Secondo Illich bisogna emanare leggi che vietino la discriminazione basata sui titoli di studio. Tant'è che numerose abilità e conoscenze utili non vengono imparate a scuola.
Le lingue straniere in genere vengono apprese grazie a viaggi o altri contatti con madrelingua; l'uso del computer raramente si studia con dovizia a scuola. La maggior parte delle persone impara l'uso del computer a casa, oppure attraverso gli esami per l'ECDL, ottimo esempio di formazione continua certificata.

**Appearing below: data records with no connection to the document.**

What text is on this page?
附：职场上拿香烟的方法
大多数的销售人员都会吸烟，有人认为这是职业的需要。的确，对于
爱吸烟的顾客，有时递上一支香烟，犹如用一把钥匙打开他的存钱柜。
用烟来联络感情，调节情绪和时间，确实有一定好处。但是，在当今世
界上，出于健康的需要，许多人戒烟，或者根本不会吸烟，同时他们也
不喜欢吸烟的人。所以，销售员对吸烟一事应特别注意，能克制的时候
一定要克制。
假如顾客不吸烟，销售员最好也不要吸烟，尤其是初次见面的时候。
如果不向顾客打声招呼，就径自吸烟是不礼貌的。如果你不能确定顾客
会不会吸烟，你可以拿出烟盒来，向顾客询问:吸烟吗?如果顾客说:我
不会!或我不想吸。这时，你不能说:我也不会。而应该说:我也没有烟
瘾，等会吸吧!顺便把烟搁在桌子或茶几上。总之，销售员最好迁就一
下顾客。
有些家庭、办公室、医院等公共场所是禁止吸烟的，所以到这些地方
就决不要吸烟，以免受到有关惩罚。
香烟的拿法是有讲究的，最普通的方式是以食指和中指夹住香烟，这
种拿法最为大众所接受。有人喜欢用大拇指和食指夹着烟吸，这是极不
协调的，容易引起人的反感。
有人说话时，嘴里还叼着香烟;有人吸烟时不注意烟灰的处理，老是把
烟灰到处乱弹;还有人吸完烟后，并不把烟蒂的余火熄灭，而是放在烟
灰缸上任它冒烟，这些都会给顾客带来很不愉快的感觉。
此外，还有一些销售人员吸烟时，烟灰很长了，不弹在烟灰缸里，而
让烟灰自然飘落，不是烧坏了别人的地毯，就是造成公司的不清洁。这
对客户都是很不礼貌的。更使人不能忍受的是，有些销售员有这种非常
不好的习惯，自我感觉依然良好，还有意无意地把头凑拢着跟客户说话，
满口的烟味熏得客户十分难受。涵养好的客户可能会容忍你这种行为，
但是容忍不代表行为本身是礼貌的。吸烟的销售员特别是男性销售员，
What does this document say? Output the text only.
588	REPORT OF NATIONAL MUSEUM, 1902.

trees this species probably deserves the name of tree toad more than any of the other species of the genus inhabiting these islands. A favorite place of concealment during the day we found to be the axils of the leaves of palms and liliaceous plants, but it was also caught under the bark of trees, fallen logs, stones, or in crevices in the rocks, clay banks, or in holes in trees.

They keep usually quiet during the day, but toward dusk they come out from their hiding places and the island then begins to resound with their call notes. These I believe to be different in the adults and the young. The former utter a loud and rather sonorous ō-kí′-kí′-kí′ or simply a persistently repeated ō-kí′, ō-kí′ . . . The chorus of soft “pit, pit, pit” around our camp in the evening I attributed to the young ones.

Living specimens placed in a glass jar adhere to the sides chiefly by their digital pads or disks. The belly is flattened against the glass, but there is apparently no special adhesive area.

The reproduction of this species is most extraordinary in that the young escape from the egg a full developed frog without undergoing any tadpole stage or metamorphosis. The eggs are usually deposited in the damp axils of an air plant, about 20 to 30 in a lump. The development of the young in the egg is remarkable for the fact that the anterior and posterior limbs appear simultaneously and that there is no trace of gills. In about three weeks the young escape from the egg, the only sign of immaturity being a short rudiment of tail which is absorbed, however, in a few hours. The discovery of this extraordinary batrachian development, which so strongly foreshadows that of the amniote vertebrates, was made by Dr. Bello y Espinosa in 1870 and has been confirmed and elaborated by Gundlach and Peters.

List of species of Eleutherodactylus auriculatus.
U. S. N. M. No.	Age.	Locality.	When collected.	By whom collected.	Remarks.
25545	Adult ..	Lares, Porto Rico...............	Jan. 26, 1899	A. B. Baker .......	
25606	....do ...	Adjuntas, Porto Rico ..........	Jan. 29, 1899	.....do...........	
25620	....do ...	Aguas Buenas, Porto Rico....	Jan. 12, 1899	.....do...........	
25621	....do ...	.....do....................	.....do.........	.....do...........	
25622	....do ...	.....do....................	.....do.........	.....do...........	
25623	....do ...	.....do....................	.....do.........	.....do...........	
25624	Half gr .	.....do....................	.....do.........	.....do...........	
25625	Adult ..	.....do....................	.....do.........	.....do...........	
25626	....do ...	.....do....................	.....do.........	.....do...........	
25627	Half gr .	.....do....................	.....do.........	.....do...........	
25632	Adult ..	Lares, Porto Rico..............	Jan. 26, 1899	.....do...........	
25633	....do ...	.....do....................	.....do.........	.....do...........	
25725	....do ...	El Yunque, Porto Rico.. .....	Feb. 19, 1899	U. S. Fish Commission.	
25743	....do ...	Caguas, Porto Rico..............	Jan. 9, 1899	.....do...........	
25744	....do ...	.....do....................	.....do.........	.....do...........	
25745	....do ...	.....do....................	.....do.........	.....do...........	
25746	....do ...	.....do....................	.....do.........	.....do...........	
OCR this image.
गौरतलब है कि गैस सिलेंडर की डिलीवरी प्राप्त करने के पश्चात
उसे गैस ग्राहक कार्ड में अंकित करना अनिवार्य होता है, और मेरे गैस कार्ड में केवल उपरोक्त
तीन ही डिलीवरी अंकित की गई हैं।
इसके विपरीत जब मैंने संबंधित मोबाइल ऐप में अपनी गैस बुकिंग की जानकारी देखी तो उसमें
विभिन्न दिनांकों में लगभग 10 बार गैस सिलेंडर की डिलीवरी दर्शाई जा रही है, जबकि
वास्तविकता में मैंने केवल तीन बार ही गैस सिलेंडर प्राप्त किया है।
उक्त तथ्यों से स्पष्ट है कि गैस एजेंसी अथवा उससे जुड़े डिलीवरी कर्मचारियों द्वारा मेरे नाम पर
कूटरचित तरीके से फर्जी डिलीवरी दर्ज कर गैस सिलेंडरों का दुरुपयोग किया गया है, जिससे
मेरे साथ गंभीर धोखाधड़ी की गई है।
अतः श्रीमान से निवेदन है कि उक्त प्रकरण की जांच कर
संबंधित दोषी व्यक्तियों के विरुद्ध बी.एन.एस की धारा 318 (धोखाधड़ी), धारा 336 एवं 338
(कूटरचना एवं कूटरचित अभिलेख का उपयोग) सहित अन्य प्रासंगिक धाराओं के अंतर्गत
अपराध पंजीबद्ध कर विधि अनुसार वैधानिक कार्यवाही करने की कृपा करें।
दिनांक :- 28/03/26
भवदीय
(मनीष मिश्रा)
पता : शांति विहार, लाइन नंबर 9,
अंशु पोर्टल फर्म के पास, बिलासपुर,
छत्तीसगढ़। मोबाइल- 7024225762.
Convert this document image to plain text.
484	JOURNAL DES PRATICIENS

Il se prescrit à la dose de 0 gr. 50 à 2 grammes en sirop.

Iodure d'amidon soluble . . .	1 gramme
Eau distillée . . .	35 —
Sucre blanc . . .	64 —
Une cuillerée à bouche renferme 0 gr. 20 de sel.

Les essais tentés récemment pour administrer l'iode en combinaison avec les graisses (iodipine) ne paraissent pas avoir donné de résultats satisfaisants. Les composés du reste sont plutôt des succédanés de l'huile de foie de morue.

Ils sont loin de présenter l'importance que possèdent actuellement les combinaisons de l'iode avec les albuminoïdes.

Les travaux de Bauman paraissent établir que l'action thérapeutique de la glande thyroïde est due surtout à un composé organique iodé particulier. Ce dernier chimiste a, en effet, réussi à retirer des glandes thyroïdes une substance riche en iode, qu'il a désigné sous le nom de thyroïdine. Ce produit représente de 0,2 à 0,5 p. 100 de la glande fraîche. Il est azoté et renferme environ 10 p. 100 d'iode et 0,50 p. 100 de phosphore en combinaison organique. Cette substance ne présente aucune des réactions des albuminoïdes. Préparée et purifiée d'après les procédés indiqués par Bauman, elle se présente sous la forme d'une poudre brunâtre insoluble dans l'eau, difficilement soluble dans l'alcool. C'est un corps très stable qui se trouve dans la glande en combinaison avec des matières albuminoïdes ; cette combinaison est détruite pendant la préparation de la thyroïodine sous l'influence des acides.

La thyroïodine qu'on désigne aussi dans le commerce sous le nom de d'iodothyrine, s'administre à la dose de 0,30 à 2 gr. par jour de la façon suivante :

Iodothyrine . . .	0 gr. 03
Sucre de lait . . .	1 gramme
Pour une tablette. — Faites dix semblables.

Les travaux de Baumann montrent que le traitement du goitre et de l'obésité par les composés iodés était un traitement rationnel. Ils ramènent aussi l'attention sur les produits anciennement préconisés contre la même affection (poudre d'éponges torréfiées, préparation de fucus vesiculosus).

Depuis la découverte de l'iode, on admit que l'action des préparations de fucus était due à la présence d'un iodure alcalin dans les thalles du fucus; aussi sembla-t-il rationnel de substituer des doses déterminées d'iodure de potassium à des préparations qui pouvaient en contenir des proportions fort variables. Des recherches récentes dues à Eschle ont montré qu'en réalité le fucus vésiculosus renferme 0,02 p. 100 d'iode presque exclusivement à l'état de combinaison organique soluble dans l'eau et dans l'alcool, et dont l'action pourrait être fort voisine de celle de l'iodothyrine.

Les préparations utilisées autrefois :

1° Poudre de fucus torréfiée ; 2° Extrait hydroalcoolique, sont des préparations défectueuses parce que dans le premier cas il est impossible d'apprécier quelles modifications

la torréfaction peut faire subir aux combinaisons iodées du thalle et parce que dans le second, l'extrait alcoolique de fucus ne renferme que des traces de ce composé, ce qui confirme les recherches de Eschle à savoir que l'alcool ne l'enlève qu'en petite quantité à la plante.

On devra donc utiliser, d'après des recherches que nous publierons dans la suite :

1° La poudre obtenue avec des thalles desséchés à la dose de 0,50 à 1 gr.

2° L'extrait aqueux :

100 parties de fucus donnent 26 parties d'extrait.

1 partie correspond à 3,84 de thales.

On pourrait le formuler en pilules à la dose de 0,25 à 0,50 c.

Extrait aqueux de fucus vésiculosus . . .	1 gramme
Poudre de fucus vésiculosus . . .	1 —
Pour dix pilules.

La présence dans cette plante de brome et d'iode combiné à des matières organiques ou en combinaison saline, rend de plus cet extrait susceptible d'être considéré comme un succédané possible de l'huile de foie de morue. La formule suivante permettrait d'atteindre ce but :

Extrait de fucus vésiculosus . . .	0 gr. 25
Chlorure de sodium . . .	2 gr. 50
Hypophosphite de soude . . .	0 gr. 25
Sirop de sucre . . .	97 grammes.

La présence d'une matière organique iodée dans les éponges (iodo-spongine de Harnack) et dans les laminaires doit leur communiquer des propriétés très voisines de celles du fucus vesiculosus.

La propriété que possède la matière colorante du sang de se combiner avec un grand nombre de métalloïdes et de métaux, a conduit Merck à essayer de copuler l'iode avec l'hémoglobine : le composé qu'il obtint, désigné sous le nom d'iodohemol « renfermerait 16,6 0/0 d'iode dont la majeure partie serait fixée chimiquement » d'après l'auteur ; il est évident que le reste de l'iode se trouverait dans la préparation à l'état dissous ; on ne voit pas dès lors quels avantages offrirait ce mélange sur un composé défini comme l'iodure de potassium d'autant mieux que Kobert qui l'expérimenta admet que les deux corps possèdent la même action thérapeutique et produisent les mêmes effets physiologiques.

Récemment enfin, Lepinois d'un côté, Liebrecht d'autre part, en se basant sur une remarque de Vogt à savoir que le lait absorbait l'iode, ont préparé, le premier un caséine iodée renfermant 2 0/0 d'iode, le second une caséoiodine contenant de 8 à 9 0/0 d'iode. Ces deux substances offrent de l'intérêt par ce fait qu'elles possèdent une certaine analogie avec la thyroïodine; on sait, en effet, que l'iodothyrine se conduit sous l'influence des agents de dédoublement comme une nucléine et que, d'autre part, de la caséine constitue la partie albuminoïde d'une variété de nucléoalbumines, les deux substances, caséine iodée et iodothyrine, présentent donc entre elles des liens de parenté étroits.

Secondo l'esperienza di Illich l'interesse per la lettura non ha nulla a che vedere con la scuola. L'alfabetizzazione degli adulti è raggiungibile in poche settimane grazie ad incontri serali. Certo la scuola ha fatto molto per promuovere l'alfabetizzazione, si pensi al duro lavoro per rendere effettiva la frequenza alla scuola elementare in Italia, specie nelle zone rurali. Tuttavia, adesso che quell'obbiettivo è stato raggiunto, l'istruzione obbligatoria è diventata un'istituzione dannosa per la società. La più radicale alternativa alla scuola sarebbe una rete di scambio dei saperi. Questa rete è l'unico rimedio ai problemi dell'educazione.
Illich si domanda che cosa intendiamo per “scuola”. Nota come i sistemi scolastici moderni abbiano delle funzioni latenti: la custodia, la selezione, l'addottrinamento.
Tuttavia inizia la propria analisi con una “fenomenologia della scuola pubblica”.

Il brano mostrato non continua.